INL / BlackLab

Linguistic search for large annotated text corpora, based on Apache Lucene
http://inl.github.io/BlackLab/
Apache License 2.0
106 stars 52 forks source link

Reverse and forward matching use slightly different regex syntax #440

Open jan-niestadt opened 1 year ago

jan-niestadt commented 1 year ago

See e.g. https://lucene.apache.org/core/8_7_0/core/org/apache/lucene/util/automaton/RegExp.html#COMPLEMENT :+1:

The reserved characters used in the (enabled) syntax must be escaped with backslash () or double-quotes ("..."). (In contrast to other regexp syntaxes, this is required also in character classes.)

Maybe we can use Lucene's regex engine there as well? Otherwise we'd have to try to translate the regex to the other engine's syntax, which could be challenging.

Not a huge issue in practice, but could in rare cases lead to baffling matching bugs...

If we want to enable optional features in Lucene's regex engine such as the complement operator ~, this becomes more of a problem.

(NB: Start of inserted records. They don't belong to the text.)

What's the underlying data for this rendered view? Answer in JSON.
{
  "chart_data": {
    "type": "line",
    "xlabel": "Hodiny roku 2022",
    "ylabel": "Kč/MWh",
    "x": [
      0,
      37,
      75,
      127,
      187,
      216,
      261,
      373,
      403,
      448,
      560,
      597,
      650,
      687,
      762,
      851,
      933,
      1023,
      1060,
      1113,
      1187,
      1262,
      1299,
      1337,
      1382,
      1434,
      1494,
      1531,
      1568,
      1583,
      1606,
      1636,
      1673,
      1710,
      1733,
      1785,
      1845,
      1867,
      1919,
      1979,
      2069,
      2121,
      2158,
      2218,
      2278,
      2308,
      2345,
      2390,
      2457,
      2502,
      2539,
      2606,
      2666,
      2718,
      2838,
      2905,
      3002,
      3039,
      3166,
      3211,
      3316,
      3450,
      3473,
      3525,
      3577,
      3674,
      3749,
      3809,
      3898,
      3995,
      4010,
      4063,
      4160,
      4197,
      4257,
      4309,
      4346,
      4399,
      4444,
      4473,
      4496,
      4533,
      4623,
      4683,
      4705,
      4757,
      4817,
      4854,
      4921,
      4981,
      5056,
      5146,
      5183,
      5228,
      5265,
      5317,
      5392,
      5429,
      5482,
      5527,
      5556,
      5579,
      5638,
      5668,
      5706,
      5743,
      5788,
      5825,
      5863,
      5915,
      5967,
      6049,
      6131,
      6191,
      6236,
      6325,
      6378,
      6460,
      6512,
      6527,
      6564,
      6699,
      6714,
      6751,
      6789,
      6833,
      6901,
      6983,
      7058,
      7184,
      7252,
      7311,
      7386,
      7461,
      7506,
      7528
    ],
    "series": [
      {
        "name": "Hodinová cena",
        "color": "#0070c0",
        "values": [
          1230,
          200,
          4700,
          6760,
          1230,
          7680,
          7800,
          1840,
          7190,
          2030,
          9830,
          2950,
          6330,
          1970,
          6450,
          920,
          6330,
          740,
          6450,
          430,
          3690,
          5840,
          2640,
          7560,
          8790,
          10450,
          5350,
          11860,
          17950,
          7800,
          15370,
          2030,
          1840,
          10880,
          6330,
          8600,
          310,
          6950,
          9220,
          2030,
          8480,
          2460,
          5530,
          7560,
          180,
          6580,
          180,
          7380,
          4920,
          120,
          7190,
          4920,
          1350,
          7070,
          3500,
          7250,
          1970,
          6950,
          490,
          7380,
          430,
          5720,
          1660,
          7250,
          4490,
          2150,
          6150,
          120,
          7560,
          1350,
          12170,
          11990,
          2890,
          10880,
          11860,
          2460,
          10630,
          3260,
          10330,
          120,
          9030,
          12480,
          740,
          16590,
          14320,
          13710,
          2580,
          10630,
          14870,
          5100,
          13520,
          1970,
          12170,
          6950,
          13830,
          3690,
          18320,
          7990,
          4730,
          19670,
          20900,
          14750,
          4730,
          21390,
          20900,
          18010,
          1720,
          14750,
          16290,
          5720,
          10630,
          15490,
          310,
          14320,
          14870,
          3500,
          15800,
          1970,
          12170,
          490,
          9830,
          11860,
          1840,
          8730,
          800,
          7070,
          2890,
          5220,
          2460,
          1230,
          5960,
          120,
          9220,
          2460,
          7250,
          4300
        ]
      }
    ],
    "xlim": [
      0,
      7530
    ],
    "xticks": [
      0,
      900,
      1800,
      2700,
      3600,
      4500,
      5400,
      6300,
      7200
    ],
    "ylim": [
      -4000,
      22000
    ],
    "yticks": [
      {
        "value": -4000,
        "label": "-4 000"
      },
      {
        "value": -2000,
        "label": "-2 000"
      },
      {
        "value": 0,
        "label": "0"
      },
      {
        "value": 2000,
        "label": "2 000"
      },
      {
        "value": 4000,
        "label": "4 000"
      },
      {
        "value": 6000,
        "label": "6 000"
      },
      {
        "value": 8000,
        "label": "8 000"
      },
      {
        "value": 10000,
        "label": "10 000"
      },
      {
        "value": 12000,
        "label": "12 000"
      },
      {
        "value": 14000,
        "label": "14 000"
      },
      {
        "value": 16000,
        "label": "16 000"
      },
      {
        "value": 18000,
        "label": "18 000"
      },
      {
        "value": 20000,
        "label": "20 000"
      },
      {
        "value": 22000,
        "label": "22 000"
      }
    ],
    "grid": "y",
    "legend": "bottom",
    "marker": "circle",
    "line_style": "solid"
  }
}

We've enabled this for relations matches now, but those never use the forward index.

jan-niestadt commented 1 year ago

ChatGPT gives the following suggestion. Not all of it works, but the approach (with some updates/fixes to the code) seems viable:


Lucene's regular expression support is provided through the RegExp class in the org.apache.lucene.util.automaton package. Here's an example of how you might use Lucene's regex engine to find a pattern in a string and iterate over the matches, accessing captured groups:

import org.apache.lucene.util.automaton.RegExp;
import org.apache.lucene.util.automaton.Transition;
import org.apache.lucene.util.automaton.TransitionIterator;

public class LuceneRegexExample {

    public static void main(String[] args) {
        // Your input string
        String input = "The quick brown fox jumps over the lazy dog";

        // Your regular expression pattern
        String pattern = "\\b(\\w+)(\\s+\\w+)*\\b";  // Example pattern to match words

        // Compile the regular expression
        RegExp re = new RegExp(pattern);

        // Get the automaton for the regular expression
        // You can also use re.toAutomaton() if you don't need to modify the automaton further
        // This can be useful for optimizing the regex compilation if it's used multiple times
        RegExp.Automaton automaton = re.toAutomaton();

        // Iterate over transitions to find matches
        TransitionIterator iterator = automaton.getInitialState().getTransitions();

        int currentIndex = 0;

        while (iterator.hasNext()) {
            Transition transition = iterator.next();
            int nextState = transition.getDest().getNumber();

            // Check if the transition is a match
            if (transition.getMin() <= currentIndex && currentIndex < transition.getMax()) {
                System.out.println("Match found at index: " + currentIndex);

                // Access captured groups if needed
                String matchedText = input.substring(currentIndex, currentIndex + (transition.getMax() - transition.getMin()));
                System.out.println("Matched text: " + matchedText);

                // Access captured groups
                for (int group = 1; group <= re.numberOfGroups(); group++) {
                    int start = re.start(group);
                    int end = re.end(group);

                    if (start != -1 && end != -1) {
                        String capturedGroup = input.substring(start, end);
                        System.out.println("Group " + group + ": " + capturedGroup);
                    }
                }

                // Move the current index to the next character after the match
                currentIndex = currentIndex + (transition.getMax() - transition.getMin());
            } else {
                // Move to the next character if there is no match
                currentIndex++;
            }
        }
    }
}

In this example, we use org.apache.lucene.util.automaton.RegExp to compile the regular expression pattern, and then we obtain the automaton for the regular expression using re.toAutomaton(). We iterate over the transitions of the automaton and check for matches, accessing captured groups as needed. The RegExp class provides methods like start(group) and end(group) to get the start and end indices of captured groups.